Without warning the world could become empty, and alone, and you could be crushed by the weight of nothingness. Your brain can just feel that way sometimes, for no real reason.

Maybe most people think this sounds insane, to which I say “you should try bartending”. Though apparently most people don’t uncontrollably dissociate if they serve drinks after eight p.m. — so again, what do I know?

None of this is real. There was never any point to any of this, and I am actually going to die one day. Not just this make believe version of passing on — I’ll really be gone one day, and so will everyone else too.
And I just want to be here with you. For these seconds we do have. To make it as real as I can, even if it never actually will be.

Nothing is real, and love is a choice.
I decided to be present for those moments I could. To be near people I care about.
I chose to take memories that don’t feel like mine and keep them close to my heart; hold them so tight they burn my hand. Let that heat bring me back to the world.

Nothing’s really real.
And still I won’t let go. I think that’s love, in the deepest sense. To ignore the silence that’s always threatening to crush us, and instead be here with each other. Even if we’re all just absentmindedly on our phones — not even saying anything as the evening takes hold of the living room, or our basement.

We choose to make all the meaning that exists, just by letting ourselves live, or by deciding not to die.
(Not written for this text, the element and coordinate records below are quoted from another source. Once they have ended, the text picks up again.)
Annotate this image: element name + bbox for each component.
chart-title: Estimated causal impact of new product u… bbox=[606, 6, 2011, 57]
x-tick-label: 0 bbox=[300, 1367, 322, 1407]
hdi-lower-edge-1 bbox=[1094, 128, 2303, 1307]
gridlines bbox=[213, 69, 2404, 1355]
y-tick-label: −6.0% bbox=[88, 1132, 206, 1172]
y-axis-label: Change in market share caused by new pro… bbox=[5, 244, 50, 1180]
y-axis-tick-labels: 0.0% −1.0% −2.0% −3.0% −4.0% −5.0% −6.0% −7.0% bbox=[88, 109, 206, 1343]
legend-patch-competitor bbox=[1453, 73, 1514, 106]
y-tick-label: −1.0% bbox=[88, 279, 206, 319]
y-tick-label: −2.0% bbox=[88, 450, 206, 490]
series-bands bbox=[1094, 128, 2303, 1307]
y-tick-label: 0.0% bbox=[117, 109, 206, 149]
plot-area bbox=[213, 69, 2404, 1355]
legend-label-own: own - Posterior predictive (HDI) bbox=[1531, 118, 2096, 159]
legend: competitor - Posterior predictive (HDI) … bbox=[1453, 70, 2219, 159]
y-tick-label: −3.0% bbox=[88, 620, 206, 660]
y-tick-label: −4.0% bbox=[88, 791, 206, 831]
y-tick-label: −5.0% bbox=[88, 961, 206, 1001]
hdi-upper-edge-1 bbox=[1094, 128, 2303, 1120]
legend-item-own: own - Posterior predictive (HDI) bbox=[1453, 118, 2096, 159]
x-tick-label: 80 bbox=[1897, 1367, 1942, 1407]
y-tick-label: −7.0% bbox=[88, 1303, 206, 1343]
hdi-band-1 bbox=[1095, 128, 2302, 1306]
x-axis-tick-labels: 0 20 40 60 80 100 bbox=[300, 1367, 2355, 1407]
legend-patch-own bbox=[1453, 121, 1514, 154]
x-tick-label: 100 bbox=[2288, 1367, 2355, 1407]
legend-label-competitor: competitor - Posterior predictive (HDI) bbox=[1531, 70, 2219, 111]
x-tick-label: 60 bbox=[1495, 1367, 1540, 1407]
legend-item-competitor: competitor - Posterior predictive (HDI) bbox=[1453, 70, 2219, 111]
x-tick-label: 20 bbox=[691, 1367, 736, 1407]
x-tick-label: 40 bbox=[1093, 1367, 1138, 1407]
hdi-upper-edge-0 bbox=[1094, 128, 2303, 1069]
Some say that’s the only actual question within philosophy — though others would say that’s really more of a myth.

Nothing is real, and nothing had to mean anything. So it’s especially special to me that I chose to let these people be meaningful — and I’m not sure how to communicate that to them, outside simply being present.
Because I could have chosen to be alone instead. It would have been easy, the water pressure is always there, in case I wanted it.
But I don’t want that. I just want time — here with you.

Once upon a time… someone asked me what the meaning of life is. There isn’t a real answer, not really; instead we get to choose one — if we want to. Because the world is chaotic. Just atoms, and the space between them. And every chance I get I like to say that, and maybe that’s because every chance it gets my brain forces me to feel the weight of that truth. Or maybe I just like using vaguely scientific terms to sound vaguely poetic — who knows. But nothing is really real, and there isn’t an answer to any of our grand meaning making questions. Yet, still, I have found my own — and I like to hold it against my chest, or cupped in my hands, and allow the warmth of it to evaporate some of the silence’s weight. For me, what is meaningful is connection — love and friendship — and for me the core of such experiences are based in-
Presence

Sometimes I get into a weird mood and it all feels this way, anyways.